The story of Babar is simple. After his mother is shot by a cruel hunter, the little elephant runs away to a metropolitan city. Once there, he is taken under the wing of a kindly older lady. Babar then proceeds to become the greatest dandy of children's literature today. Here is the section I love the most:
"Babar then buys himself: A shirt with a collar and tie, a suit of a becoming shade of green, then a handsome derby hat, and also shoes with spats".
Contrary to popular thought, an elephant in spats is the most dignified thing in the world. With these purchases Babar has transformed himself from rural rube to the original metrosexual. He becomes cultured, learning the rudimentary aspects of human civilization while regaling party guests with his tales of the forest (note his pin-striped pants and casual dinner jacket). Eventually Babar is lured back to his jungle home and is swiftly crowned King of the elephants.

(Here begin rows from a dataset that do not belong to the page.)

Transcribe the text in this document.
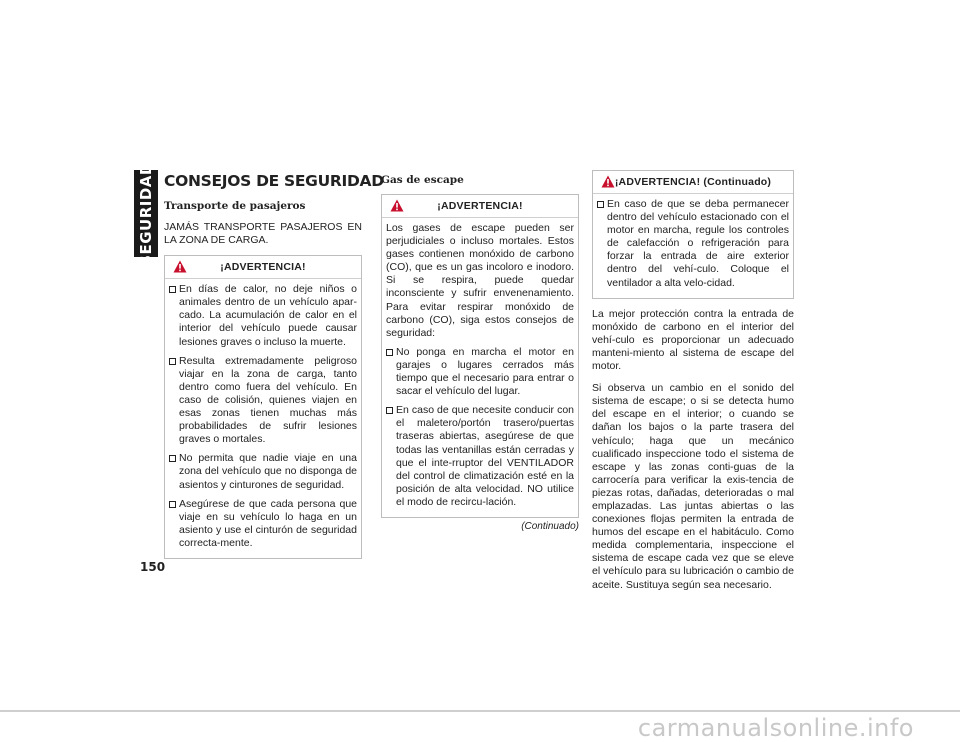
SEGURIDAD
150
CONSEJOS DE SEGURIDAD
Transporte de pasajeros

JAMÁS TRANSPORTE PASAJEROS EN LA ZONA DE CARGA.

¡ADVERTENCIA!
En días de calor, no deje niños o animales dentro de un vehículo apar-cado. La acumulación de calor en el interior del vehículo puede causar lesiones graves o incluso la muerte.
Resulta extremadamente peligroso viajar en la zona de carga, tanto dentro como fuera del vehículo. En caso de colisión, quienes viajen en esas zonas tienen muchas más probabilidades de sufrir lesiones graves o mortales.
No permita que nadie viaje en una zona del vehículo que no disponga de asientos y cinturones de seguridad.
Asegúrese de que cada persona que viaje en su vehículo lo haga en un asiento y use el cinturón de seguridad correcta-mente.
Gas de escape
¡ADVERTENCIA!

Los gases de escape pueden ser perjudiciales o incluso mortales. Estos gases contienen monóxido de carbono (CO), que es un gas incoloro e inodoro. Si se respira, puede quedar inconsciente y sufrir envenenamiento. Para evitar respirar monóxido de carbono (CO), siga estos consejos de seguridad:

No ponga en marcha el motor en garajes o lugares cerrados más tiempo que el necesario para entrar o sacar el vehículo del lugar.
En caso de que necesite conducir con el maletero/portón trasero/puertas traseras abiertas, asegúrese de que todas las ventanillas están cerradas y que el inte-rruptor del VENTILADOR del control de climatización esté en la posición de alta velocidad. NO utilice el modo de recircu-lación.
(Continuado)
¡ADVERTENCIA! (Continuado)
En caso de que se deba permanecer dentro del vehículo estacionado con el motor en marcha, regule los controles de calefacción o refrigeración para forzar la entrada de aire exterior dentro del vehí-culo. Coloque el ventilador a alta velo-cidad.

La mejor protección contra la entrada de monóxido de carbono en el interior del vehí-culo es proporcionar un adecuado manteni-miento al sistema de escape del motor.

Si observa un cambio en el sonido del sistema de escape; o si se detecta humo del escape en el interior; o cuando se dañan los bajos o la parte trasera del vehículo; haga que un mecánico cualificado inspeccione todo el sistema de escape y las zonas conti-guas de la carrocería para verificar la exis-tencia de piezas rotas, dañadas, deterioradas o mal emplazadas. Las juntas abiertas o las conexiones flojas permiten la entrada de humos del escape en el habitáculo. Como medida complementaria, inspeccione el sistema de escape cada vez que se eleve el vehículo para su lubricación o cambio de aceite. Sustituya según sea necesario.

carmanualsonline.info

The 1933 setting in which Babar acclimatizes himself has grown more charming over the years. And most remarkably? Most older picture books contain at least one racial stereotype somewhere in the midst of a picture. Not so our darling "Babar". I feel safe in saying that you might search through any future adventure of the winsome elephant and not stumble across a single picture or piece of writing that causes you a twenty-first century gasp of disgust. This isn't to say that there aren't some rather peculiar dated aspects to the book. I read this book as a child and had a vivid visceral memory return to me when I saw the sickly state of the former King of the elephants who passed away after eating a bad mushroom. That is a grotesquerie unknown to the kiddies today. But all in all, "Babar" is without fault. Certainly he's the essence of capitalism. One might believe the elephants crown him king as much for his pretty red convertible as for his brains. But Babar is still a unique and moving tale that will continue to entertain the masses of children for years and years to come.